「スキーパーク寒曳」を経営していた大朝観光開発、スキー人口の減少で業績悪化し破産開始(帝国データバンク)



 大朝観光開発(株)(TDB企業コード:600328111、資本金2900万円、広島県山県郡北広島町大朝820、登記面=広島県山県郡北広島町大朝2461、代表古本弘子氏)は、11月12日に広島地裁より破産手続き開始決定を受けた。

 破産管財人には、那須寛弁護士(広島県広島市中区西白島町16-7 NIDIビル202、那須法律事務所、電話082-299-7628)が選任されている。

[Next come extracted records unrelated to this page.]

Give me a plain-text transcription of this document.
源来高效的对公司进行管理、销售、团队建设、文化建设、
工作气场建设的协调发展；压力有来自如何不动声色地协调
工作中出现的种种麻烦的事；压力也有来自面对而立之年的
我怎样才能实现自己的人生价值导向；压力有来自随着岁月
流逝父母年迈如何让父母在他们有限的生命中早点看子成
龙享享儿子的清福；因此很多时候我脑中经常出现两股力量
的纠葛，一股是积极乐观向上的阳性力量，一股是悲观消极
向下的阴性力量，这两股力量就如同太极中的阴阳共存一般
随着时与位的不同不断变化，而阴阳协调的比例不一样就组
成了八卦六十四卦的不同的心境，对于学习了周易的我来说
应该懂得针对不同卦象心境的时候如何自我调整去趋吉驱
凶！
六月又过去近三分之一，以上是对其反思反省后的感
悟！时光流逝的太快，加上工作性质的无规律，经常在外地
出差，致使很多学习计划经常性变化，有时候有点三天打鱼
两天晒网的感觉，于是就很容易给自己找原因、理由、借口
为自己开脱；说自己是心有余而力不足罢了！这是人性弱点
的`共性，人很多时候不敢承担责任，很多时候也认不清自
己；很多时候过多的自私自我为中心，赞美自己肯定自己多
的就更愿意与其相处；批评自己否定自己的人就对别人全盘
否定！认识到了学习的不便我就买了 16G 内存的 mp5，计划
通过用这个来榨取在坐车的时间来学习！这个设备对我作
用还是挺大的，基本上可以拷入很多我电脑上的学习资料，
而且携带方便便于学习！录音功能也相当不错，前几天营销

 当社は、1969年(昭和44年)9月に設立されたスキー場運営業者。広島県北部と島根県浜田市を結ぶ浜田自動車道の大朝IC近くで、スキー場「スキーパーク寒曳」を運営していた。車で広島市内から1時間ほどでアクセスでき、初心者やファミリー向けから全長1200メートルのロングコースなどを整備していた。ナイター利用が可能で、比較的安価な料金設定や温泉施設、ランチバイキングが人気となり、近年のピークとなる2014年11月期には年収入高約7600万円を計上していた。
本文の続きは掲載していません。